Defining the need for Data Products
By definition Data Products give output from a statistical analysis. Data Products are used to automate complex data analysis using technology by the use of relevant algorithms. The technology used could be as simple and ubiquitous as excel or sophisticated and less pervasive as Apache Spark and Zeppelin.
I vividly remember creating and extensively using my first automation tool when I joined my first job after graduation. It was an excel based expense splitting tool which made it easy for me and my fellow flat mates for dividing expenses. It helped avoid using a notebook or plain excel, helped automate complex calculations at the end of month and also told us when someone was in huge debt.How are data products useful over statistical or analytical analysis which is manual? Click To Tweet
A Data Product is something similar. It takes data (could be humongous amount of data as well) as input, does complex statistical and/or machine learning analysis using state of the art algorithms and throws outputs which solve specific business problems for which the product is built for. The business problem could be recommending highly targeted content to visitors of a news website, predicting customer churn for an e-commerce store, finding out Influencing Factors for loss of brand share and much more.
The next thing which comes to mind is ‘So how are data products useful over statistical or analytical analysis which is manual?’
A Data Product is most useful in business scenarios which require continuous solutions at frequent intervals of time and hence makes manual analysis cumbersome, time consuming and liable to errors, for example Sales Forecasting in a CPG company to plan manufacturing related activities, manpower, inventory and raw material. This kind of forecasting need is best solved by a Data Product which automates the process of forecasting, uses data from various sources, runs and compares multiple forecasting algorithms and gives the best result.
This kind of Data Product for forecasting also makes it really fast to run analysis and generate forecasts, it can reduce the time over manual analysis by factor of 5x or more. Not only that, the input data selection, setting various parameters and running the analysis does not require the end user to have any detailed knowledge of what is going on inside the system nor need to understand the algorithms (like Triple Exponential Smoothing, ARIMA et al) which lead to the results. User just needs to have basic understanding of how to use the product to get the desired output. However, some experience in the domain and business analysis helps.
A well-built data product also helps avoid inconsistencies which may arise in manual analysis, reasons being human errors while analyzing the data or ulterior motives to tweak the analysis and results.
One might think all that is fine but ‘how does Data Product help a business analyst to be a citizen data scientist’

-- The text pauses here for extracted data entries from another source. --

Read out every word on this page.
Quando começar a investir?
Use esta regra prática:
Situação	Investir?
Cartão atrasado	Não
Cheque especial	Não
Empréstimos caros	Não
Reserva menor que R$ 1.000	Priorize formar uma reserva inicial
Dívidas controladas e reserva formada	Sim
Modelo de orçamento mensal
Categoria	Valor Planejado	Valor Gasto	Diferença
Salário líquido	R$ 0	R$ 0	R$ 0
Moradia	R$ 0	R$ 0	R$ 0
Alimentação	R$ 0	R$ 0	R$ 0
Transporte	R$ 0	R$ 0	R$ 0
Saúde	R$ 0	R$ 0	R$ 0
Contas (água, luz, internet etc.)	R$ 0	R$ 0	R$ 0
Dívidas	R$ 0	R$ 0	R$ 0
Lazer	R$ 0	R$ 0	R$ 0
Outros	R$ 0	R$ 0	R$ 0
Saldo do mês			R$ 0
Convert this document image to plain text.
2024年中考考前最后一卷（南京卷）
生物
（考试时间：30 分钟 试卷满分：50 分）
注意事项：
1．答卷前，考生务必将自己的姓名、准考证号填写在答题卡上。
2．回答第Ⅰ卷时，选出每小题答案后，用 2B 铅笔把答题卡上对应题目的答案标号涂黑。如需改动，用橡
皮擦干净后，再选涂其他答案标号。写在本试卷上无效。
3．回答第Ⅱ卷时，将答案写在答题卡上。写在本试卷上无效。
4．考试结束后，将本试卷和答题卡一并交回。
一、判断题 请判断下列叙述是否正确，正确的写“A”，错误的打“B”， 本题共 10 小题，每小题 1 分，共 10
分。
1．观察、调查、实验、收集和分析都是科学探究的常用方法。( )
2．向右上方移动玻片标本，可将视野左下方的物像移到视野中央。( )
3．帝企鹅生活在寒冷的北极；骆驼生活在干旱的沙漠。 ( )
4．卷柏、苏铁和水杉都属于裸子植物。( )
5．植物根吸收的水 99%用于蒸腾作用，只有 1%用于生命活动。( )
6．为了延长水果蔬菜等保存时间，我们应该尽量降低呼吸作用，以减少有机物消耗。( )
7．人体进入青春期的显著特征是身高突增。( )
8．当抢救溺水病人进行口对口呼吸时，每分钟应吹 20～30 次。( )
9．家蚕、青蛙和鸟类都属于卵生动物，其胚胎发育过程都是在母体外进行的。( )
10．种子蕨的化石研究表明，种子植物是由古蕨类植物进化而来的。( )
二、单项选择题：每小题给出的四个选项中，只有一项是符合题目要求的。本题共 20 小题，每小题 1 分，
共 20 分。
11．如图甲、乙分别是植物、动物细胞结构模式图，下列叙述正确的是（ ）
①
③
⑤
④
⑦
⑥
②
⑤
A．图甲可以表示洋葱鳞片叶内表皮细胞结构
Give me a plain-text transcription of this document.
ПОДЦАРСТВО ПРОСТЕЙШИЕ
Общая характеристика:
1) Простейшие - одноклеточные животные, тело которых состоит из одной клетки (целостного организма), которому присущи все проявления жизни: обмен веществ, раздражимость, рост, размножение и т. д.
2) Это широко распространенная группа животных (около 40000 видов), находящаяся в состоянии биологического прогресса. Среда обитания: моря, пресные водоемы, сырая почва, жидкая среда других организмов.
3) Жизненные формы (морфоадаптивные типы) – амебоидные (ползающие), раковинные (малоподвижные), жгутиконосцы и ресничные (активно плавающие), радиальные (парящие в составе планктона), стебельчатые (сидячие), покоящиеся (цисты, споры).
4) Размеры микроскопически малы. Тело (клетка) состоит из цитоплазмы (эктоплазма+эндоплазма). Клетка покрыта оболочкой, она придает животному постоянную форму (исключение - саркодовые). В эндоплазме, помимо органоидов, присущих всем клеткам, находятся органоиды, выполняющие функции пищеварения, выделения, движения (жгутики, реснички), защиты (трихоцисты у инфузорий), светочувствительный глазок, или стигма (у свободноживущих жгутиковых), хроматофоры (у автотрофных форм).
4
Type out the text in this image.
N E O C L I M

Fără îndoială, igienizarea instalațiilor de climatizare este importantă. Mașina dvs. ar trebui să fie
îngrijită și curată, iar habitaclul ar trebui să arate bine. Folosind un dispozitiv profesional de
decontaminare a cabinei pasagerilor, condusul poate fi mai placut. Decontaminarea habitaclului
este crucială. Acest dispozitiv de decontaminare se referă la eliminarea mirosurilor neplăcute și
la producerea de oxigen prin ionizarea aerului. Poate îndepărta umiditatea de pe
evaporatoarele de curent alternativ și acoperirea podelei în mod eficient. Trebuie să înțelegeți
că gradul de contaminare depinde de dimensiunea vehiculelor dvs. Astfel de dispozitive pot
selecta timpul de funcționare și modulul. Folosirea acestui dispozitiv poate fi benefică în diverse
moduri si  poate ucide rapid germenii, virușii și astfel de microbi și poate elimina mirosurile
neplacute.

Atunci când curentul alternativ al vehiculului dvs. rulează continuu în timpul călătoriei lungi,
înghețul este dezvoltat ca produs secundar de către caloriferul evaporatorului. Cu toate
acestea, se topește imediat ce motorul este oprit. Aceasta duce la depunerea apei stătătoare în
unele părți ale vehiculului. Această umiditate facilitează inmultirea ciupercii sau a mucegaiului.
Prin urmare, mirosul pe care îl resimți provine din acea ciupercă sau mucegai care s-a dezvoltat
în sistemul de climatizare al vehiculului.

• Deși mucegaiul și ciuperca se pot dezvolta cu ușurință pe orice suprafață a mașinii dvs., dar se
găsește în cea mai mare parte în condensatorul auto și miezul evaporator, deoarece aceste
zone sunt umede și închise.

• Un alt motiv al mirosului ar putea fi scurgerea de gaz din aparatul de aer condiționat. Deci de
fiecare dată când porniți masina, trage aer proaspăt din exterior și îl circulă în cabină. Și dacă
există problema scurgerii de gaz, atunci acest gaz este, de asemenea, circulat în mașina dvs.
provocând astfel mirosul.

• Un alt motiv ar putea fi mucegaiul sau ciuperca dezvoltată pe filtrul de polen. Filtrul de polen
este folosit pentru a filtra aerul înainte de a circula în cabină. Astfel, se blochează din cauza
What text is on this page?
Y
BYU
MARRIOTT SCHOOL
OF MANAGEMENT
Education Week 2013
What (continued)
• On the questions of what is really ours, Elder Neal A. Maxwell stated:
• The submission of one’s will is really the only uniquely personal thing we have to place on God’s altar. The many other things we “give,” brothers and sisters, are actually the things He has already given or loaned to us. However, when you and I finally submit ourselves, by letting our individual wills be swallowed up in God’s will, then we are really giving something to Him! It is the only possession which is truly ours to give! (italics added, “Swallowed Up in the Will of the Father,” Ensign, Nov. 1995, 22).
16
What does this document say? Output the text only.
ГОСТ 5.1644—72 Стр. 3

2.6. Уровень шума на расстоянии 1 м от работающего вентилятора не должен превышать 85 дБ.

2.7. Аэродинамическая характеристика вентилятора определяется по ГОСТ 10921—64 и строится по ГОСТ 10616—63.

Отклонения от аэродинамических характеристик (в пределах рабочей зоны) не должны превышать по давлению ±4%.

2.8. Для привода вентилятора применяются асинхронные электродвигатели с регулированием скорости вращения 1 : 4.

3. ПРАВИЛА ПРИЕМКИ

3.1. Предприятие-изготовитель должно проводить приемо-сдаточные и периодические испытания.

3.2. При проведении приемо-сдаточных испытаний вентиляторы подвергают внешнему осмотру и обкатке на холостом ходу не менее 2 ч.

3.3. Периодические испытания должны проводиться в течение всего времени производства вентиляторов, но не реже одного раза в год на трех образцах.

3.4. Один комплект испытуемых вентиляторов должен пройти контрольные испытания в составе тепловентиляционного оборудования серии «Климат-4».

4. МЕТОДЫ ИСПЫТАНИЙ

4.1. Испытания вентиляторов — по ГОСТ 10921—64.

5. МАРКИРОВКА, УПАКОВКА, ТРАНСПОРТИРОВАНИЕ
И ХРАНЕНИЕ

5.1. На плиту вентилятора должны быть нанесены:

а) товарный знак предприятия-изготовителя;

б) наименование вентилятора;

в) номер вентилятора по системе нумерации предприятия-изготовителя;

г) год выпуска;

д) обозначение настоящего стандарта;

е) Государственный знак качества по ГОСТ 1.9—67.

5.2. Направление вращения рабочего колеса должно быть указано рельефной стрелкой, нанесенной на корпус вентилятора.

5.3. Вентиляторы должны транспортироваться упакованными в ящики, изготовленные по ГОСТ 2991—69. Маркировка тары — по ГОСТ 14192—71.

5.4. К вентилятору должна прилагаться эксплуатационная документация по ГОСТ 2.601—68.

To understand this, we need to understand the skill sets and job roles of business analyst and data scientist and then try to assess whether Data Products could help a business analyst Bridge the gap of long learning curve of being a data scientist.
A data scientist is an expert in the processes and systems to extract useful knowledge and insights from the data, convert it into easily understandable form and drive business results or helps solve business problems through it.
A business analyst needs to have in depth understanding of a business domain, it’s processes and systems and may need to understand the business model and its integration with technology. A data product helps business analyst solve a particular business challenge using the related data without knowing the algorithms that go inside the product. If the business analyst has good understanding of the business problem and what is the desired result then for that particular problem, the business analyst equipped with the data product is as effective as any data scientist working on that problem.
Given a set of cognitive data products, which solve multiple problems for a business, a business analyst could perform most of the functions of a data scientist for that business in a more efficient and consistent manner. The challenge lies in developing that comprehensive set of data products, which is time consuming and requires rare skill sets to work together.